US 12,219,758 B2
Integrated assemblies having transistor body regions coupled to carrier-sink-structures; and methods of forming integrated assemblies
Kamal M. Karda, Boise, ID (US); Haitao Liu, Boise, ID (US); Durai Vishak Nirmal Ramaswamy, Boise, ID (US); Yunfei Gao, Boise, ID (US); Sanh D. Tang, Meridian, ID (US); and Deepak Chandra Pandey, Uttarakhand (IN)
Assigned to Micron Technology, Inc., Boise, ID (US)
Filed by Micron Technology, Inc., Boise, ID (US)
Filed on Jan. 31, 2024, as Appl. No. 18/428,325.
Application 18/428,325 is a division of application No. 17/734,410, filed on May 2, 2022, granted, now 11,910,597.
Application 17/734,410 is a division of application No. 16/810,009, filed on Mar. 5, 2020, granted, now 11,348,932, issued on May 31, 2022.
Claims priority of provisional application 62/814,689, filed on Mar. 6, 2019.
Prior Publication US 2024/0172432 A1, May 23, 2024
Int. Cl. H10B 41/27 (2023.01); G11C 5/02 (2006.01); G11C 5/06 (2006.01); H10B 43/27 (2023.01)

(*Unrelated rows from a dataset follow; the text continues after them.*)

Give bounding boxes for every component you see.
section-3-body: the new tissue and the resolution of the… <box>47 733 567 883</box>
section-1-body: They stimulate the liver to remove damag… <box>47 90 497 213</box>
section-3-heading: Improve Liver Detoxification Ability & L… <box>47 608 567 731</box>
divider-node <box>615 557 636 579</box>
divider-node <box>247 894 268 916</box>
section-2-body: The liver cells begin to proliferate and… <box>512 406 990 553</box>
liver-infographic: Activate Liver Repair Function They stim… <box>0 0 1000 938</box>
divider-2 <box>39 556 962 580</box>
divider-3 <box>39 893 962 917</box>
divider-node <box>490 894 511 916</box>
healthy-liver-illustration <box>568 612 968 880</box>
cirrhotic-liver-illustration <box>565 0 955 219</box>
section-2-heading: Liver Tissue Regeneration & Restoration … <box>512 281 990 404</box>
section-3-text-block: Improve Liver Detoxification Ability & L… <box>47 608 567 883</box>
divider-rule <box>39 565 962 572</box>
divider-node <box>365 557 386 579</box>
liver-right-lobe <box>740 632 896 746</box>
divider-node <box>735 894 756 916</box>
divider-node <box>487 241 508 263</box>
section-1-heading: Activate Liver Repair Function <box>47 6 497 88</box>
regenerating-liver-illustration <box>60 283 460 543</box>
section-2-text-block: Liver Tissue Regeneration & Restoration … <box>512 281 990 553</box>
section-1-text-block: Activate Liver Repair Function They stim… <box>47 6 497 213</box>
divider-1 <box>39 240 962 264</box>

CPC H10B 41/27 (2023.02) [G11C 5/025 (2013.01); G11C 5/06 (2013.01); H10B 43/27 (2023.02)] 9 Claims
OG exemplary drawing
 
1. A method of forming an integrated assembly, comprising:
forming a stack comprising, in ascending order, a first semiconductor material, an insulative material, a digit line material, and a second semiconductor material; the first semiconductor material being either p-type doped or n-type doped, and the second semiconductor material being the other of p-type doped and n-type doped;
patterning the insulative material, the digit line material, and the second semiconductor material into rails extending along a first direction; the rails being spaced from one another by gaps; regions of the first semiconductor material being exposed along bottom peripheries of the gaps; the rails having sidewalls along the gaps; the patterned digit line material within the rails being digit lines;
forming first insulative spacers along the sidewalls of the rails;
forming semiconductor extensions along the first insulative spacers; the semiconductor extensions and the first insulative spacers narrowing the gaps;
forming second insulative spacers within the narrowed gaps;
forming a planarized surface extending across the rails, the first insulative spacers, the semiconductor extensions and the second insulative spacers;
forming third semiconductor material over and directly against the planarized surface;
forming slits extending through the third semiconductor material to the second insulative spacers; the slits extending linearly along the first direction;
forming insulative panels within the slits;
forming trenches extending through the third semiconductor material and the insulative panels; the trenches extending along a second direction which crosses the first direction; the trenches patterning the third semiconductor material into pillars comprising transistor body regions; the second semiconductor material comprising first source/drain regions under the transistor body regions;
forming gate dielectric material along sidewalls of the transistor body regions;
forming wordlines along the gate dielectric material; the wordlines extending along the second direction;
forming second source/drain regions within upper regions of the pillars;
forming storage elements coupled with the second source/drain regions;
wherein the first source/drain regions, the second source/drain regions and the transistor body regions are together incorporated into access transistors;
wherein the access transistors and the storage elements are incorporated into memory cells of a memory array; and
wherein the semiconductor extensions are configured to drain excess carriers from the transistor body regions to the first semiconductor material during operation of the memory cells.